Book Veterans    Lament

Download or read book Veterans Lament written by Oliver L. North and published by Fidelis Books. This book was released on 2020-10-06 with total page 216 pages. Available in PDF, EPUB and Kindle. Book excerpt: What is happening to our country? This question is heard more and more frequently these days as Americans worry about the unrelenting attacks by so-called progressives on the foundation, core values, and history of our nation. Nobody is more concerned than those Americans who volunteered to serve in uniform and willingly put their lives on the line to protect the United States and all it represents. Based on interviews by the authors, this book explains why many of our American heroes believed in and loved our nation enough to go into harm’s way to defend it, and why so many of them now question if America is still the country they fought for. More importantly, it asks—is America still worth fighting for?

Book The Brain

    Book Details:
  • Author : David Eagleman
  • Publisher : Vintage
  • Release : 2015-10-06
  • ISBN : 1101870540
  • Pages : 258 pages

Download or read book The Brain written by David Eagleman and published by Vintage. This book was released on 2015-10-06 with total page 258 pages. Available in PDF, EPUB and Kindle. Book excerpt: From the renowned neuroscientist and New York Times bestselling author of Incognito comes the companion volume to the international PBS series about how your life shapes your brain, and how your brain shapes your life. "An ideal introduction to how biology generates the mind.... Clear, engaging and thought-provoking." —Nature Locked in the silence and darkness of your skull, your brain fashions the rich narratives of your reality and your identity. Join renowned neuroscientist David Eagleman for a journey into the questions at the mysterious heart of our existence. What is reality? Who are “you”? How do you make decisions? Why does your brain need other people? How is technology poised to change what it means to be human? In the course of his investigations, Eagleman guides us through the world of extreme sports, criminal justice, facial expressions, genocide, brain surgery, gut feelings, robotics, and the search for immortality. Strap in for a whistle-stop tour into the inner cosmos. In the infinitely dense tangle of billions of brain cells and their trillions of connections, something emerges that you might not have expected to see in there: you. Color illustrations throughout.

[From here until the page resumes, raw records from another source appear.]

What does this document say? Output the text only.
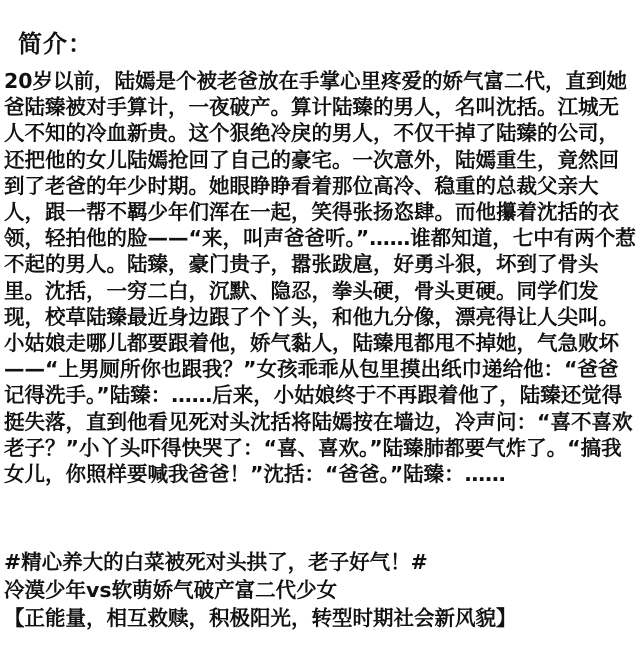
简介：
20岁以前，陆嫣是个被老爸放在手掌心里疼爱的娇气富二代，直到她爸陆臻被对手算计，一夜破产。算计陆臻的男人，名叫沈括。江城无人不知的冷血新贵。这个狠绝冷戾的男人，不仅干掉了陆臻的公司，还把他的女儿陆嫣抢回了自己的豪宅。一次意外，陆嫣重生，竟然回到了老爸的年少时期。她眼睁睁看着那位高冷、稳重的总裁父亲大人，跟一帮不羁少年们浑在一起，笑得张扬恣肆。而他攥着沈括的衣领，轻拍他的脸——“来，叫声爸爸听。”……谁都知道，七中有两个惹不起的男人。陆臻，豪门贵子，嚣张跋扈，好勇斗狠，坏到了骨头里。沈括，一穷二白，沉默、隐忍，拳头硬，骨头更硬。同学们发现，校草陆臻最近身边跟了个丫头，和他九分像，漂亮得让人尖叫。小姑娘走哪儿都要跟着他，娇气黏人，陆臻甩都甩不掉她，气急败坏——“上男厕所你也跟我？”女孩乖乖从包里摸出纸巾递给他：“爸爸记得洗手。”陆臻：……后来，小姑娘终于不再跟着他了，陆臻还觉得挺失落，直到他看见死对头沈括将陆嫣按在墙边，冷声问：“喜不喜欢老子？”小丫头吓得快哭了：“喜、喜欢。”陆臻肺都要气炸了。“搞我女儿，你照样要喊我爸爸！”沈括：“爸爸。”陆臻：……
#精心养大的白菜被死对头拱了，老子好气！#
冷漠少年vs软萌娇气破产富二代少女
【正能量，相互救赎，积极阳光，转型时期社会新风貌】
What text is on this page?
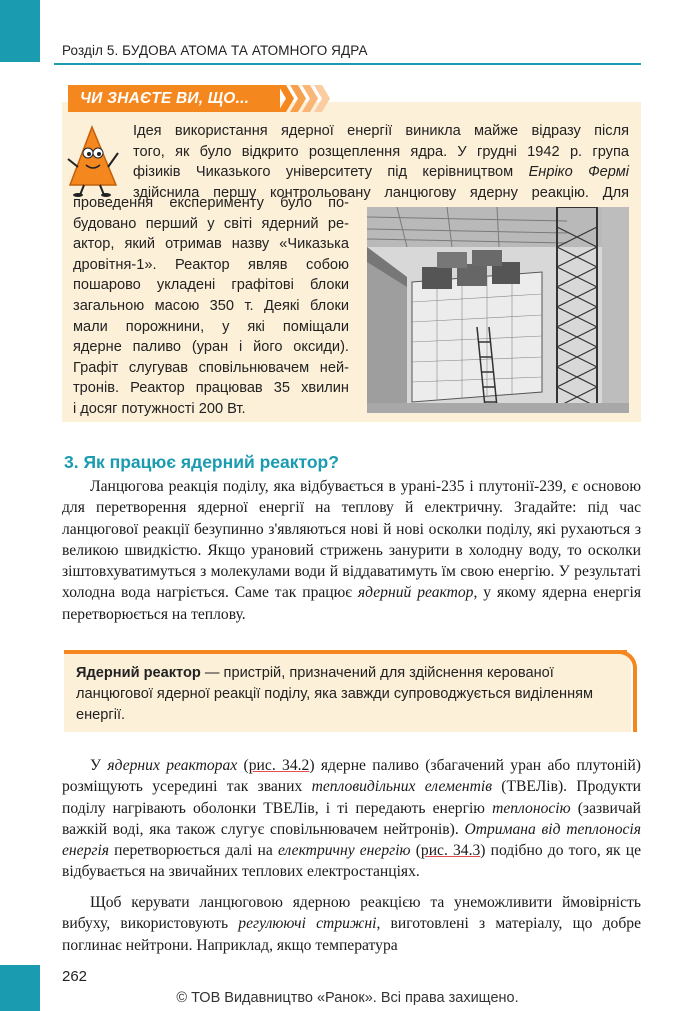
Розділ 5. БУДОВА АТОМА ТА АТОМНОГО ЯДРА
ЧИ ЗНАЄТЕ ВИ, ЩО...
Ідея використання ядерної енергії виникла майже відразу після
того, як було відкрито розщеплення ядра. У грудні 1942 р. група
фізиків Чиказького університету під керівництвом Енріко Фермі
здійснила першу контрольовану ланцюгову ядерну реакцію. Для
проведення експерименту було по-
будовано перший у світі ядерний ре-
актор, який отримав назву «Чиказька
дровітня-1». Реактор являв собою
пошарово укладені графітові блоки
загальною масою 350 т. Деякі блоки
мали порожнини, у які поміщали
ядерне паливо (уран і його оксиди).
Графіт слугував сповільнювачем ней-
тронів. Реактор працював 35 хвилин
і досяг потужності 200 Вт.
3. Як працює ядерний реактор?
Ланцюгова реакція поділу, яка відбувається в урані-235 і плутонії-239, є основою для перетворення ядерної енергії на теплову й електричну. Згадайте: під час ланцюгової реакції безупинно з'являються нові й нові осколки поділу, які рухаються з великою швидкістю. Якщо урановий стрижень занурити в холодну воду, то осколки зіштовхуватимуться з молекулами води й віддаватимуть їм свою енергію. У результаті холодна вода нагріється. Саме так працює ядерний реактор, у якому ядерна енергія перетворюється на теплову.
Ядерний реактор — пристрій, призначений для здійснення керованої ланцюгової ядерної реакції поділу, яка завжди супроводжується виділенням енергії.
У ядерних реакторах (рис. 34.2) ядерне паливо (збагачений уран або плутоній) розміщують усередині так званих тепловидільних елементів (ТВЕЛів). Продукти поділу нагрівають оболонки ТВЕЛів, і ті передають енергію теплоносію (зазвичай важкій воді, яка також слугує сповільнювачем нейтронів). Отримана від теплоносія енергія перетворюється далі на електричну енергію (рис. 34.3) подібно до того, як це відбувається на звичайних теплових електростанціях.
Щоб керувати ланцюговою ядерною реакцією та унеможливити ймовірність вибуху, використовують регулюючі стрижні, виготовлені з матеріалу, що добре поглинає нейтрони. Наприклад, якщо температура
262
© ТОВ Видавництво «Ранок». Всі права захищено.
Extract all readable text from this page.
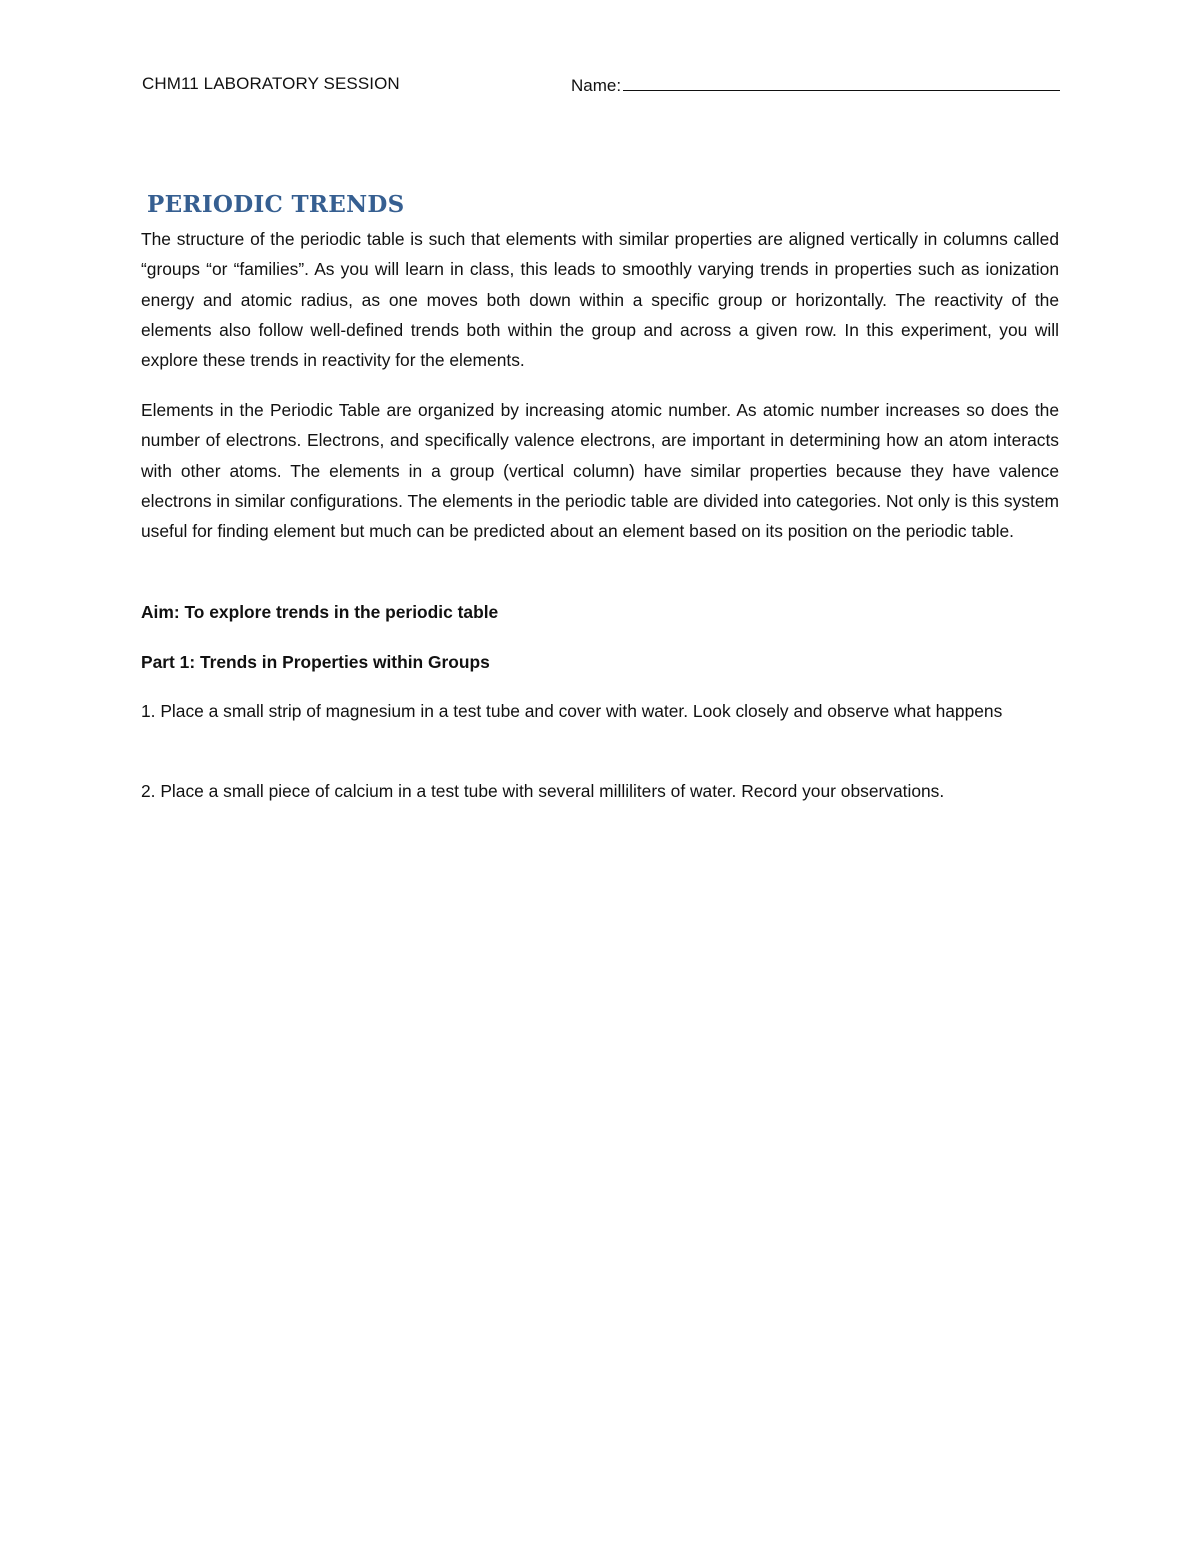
CHM11 LABORATORY SESSION	Name:
PERIODIC TRENDS

The structure of the periodic table is such that elements with similar properties are aligned vertically in columns called “groups “or “families”. As you will learn in class, this leads to smoothly varying trends in properties such as ionization energy and atomic radius, as one moves both down within a specific group or horizontally. The reactivity of the elements also follow well-defined trends both within the group and across a given row. In this experiment, you will explore these trends in reactivity for the elements.

Elements in the Periodic Table are organized by increasing atomic number. As atomic number increases so does the number of electrons. Electrons, and specifically valence electrons, are important in determining how an atom interacts with other atoms. The elements in a group (vertical column) have similar properties because they have valence electrons in similar configurations. The elements in the periodic table are divided into categories. Not only is this system useful for finding element but much can be predicted about an element based on its position on the periodic table.

Aim: To explore trends in the periodic table

Part 1: Trends in Properties within Groups

1. Place a small strip of magnesium in a test tube and cover with water. Look closely and observe what happens

2. Place a small piece of calcium in a test tube with several milliliters of water. Record your observations.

Book Phantoms in the Brain

    Book Details:
  • Author : V. S. Ramachandran
  • Publisher : Harper Collins
  • Release : 1999-08-18
  • ISBN : 0688172172
  • Pages : 353 pages

Download or read book Phantoms in the Brain written by V. S. Ramachandran and published by Harper Collins. This book was released on 1999-08-18 with total page 353 pages. Available in PDF, EPUB and Kindle. Book excerpt: Neuroscientist V.S. Ramachandran is internationally renowned for uncovering answers to the deep and quirky questions of human nature that few scientists have dared to address. His bold insights about the brain are matched only by the stunning simplicity of his experiments -- using such low-tech tools as cotton swabs, glasses of water and dime-store mirrors. In Phantoms in the Brain, Dr. Ramachandran recounts how his work with patients who have bizarre neurological disorders has shed new light on the deep architecture of the brain, and what these findings tell us about who we are, how we construct our body image, why we laugh or become depressed, why we may believe in God, how we make decisions, deceive ourselves and dream, perhaps even why we're so clever at philosophy, music and art. Some of his most notable cases: A woman paralyzed on the left side of her body who believes she is lifting a tray of drinks with both hands offers a unique opportunity to test Freud's theory of denial. A man who insists he is talking with God challenges us to ask: Could we be "wired" for religious experience? A woman who hallucinates cartoon characters illustrates how, in a sense, we are all hallucinating, all the time. Dr. Ramachandran's inspired medical detective work pushes the boundaries of medicine's last great frontier -- the human mind -- yielding new and provocative insights into the "big questions" about consciousness and the self.